HOF146: TRUONG, Lam Lieu Kim – TRUONG, Huu Do – TRUONG, Huu Tam
When South Vietnam was invaded in 1975, military physician Truong Huu Do was interned in a succession of re-education camps, while his wife, Lam Lieu Kim, completed her medical studies. Banned from practicing medicine in the city, Lam moved to the rural town of Rach Gia in Kiên Giang Province. Truong joined her upon his release after more than two years in detention. Both witnessed first-hand the poorly resourced and badly managed state of the region’s health facilities, where they worked for little pay. Once Lam became pregnant, the couple realized that their children would have no future in Vietnam because of Truong’s past history. They decided to leave the country.

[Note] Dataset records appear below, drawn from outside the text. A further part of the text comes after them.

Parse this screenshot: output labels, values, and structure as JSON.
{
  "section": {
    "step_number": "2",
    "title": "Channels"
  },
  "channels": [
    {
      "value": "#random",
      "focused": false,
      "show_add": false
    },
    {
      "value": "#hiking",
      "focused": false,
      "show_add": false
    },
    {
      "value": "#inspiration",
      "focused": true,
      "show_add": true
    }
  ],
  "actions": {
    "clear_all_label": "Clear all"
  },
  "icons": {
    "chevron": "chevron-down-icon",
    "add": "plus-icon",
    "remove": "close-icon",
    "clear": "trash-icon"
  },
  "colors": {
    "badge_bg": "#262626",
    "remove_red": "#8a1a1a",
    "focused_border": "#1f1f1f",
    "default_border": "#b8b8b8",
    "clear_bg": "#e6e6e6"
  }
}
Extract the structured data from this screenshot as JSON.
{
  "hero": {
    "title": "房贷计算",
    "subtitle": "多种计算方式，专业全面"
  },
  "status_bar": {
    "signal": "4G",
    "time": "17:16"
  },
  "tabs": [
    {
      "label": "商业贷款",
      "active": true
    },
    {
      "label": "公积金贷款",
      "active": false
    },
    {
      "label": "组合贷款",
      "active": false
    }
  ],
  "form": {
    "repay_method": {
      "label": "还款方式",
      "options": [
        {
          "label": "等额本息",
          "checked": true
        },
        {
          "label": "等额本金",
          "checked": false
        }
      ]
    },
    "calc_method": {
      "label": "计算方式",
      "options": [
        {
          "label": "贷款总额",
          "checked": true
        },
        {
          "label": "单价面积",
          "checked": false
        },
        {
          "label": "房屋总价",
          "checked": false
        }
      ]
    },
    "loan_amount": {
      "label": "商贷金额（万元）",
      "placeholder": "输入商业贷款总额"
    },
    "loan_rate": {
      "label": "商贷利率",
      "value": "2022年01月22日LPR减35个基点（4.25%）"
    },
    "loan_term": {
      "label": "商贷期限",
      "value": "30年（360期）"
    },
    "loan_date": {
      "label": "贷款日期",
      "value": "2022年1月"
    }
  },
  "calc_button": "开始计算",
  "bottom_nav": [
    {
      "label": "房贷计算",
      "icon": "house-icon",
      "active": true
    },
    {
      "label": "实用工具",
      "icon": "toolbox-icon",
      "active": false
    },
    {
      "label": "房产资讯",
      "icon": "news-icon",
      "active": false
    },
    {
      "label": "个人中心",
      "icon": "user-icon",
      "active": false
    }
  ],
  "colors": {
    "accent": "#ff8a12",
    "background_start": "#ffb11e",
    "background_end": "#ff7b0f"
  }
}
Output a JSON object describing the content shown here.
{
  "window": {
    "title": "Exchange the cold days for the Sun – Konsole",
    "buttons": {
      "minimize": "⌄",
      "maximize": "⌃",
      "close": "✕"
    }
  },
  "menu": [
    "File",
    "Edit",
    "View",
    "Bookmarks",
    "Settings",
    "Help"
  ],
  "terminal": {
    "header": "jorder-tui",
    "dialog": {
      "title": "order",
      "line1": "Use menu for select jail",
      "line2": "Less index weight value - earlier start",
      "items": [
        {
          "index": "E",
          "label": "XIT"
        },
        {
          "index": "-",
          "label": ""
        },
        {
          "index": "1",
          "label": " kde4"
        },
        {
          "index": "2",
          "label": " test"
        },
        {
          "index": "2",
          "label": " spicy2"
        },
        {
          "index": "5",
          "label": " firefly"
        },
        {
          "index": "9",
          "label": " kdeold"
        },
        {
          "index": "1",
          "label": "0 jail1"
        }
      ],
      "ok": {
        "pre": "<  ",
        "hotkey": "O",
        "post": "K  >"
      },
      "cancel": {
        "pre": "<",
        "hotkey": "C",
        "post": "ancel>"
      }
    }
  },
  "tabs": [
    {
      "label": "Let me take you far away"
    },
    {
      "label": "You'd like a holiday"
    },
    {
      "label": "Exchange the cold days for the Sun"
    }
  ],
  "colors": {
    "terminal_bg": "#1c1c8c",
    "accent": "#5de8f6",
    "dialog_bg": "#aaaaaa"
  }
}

When the couple arrived in the Malaysian island of Pulau Babi Tengah (Tengah Island), they applied for asylum. It took nearly a year and a half before they were sponsored in Canada by a church group from Calgary, Alberta. By then, they were a family of eight—the doctors with two infant sons, Truong’s school-aged nephews and Lam’s two teenaged sisters. While working in Calgary as a school janitor and then as an interpreter, Truong prepared for a medical equivalency exam. Drawing on the support provided by a group of Vietnamese-born doctors, including a three-month intensive course completed in Montreal, Truong worked hard to qualify as a physician. He obtained his Canadian medical license to practice in 1986, seven years after arriving in Canada, and Lam accomplished the same feat in 1990.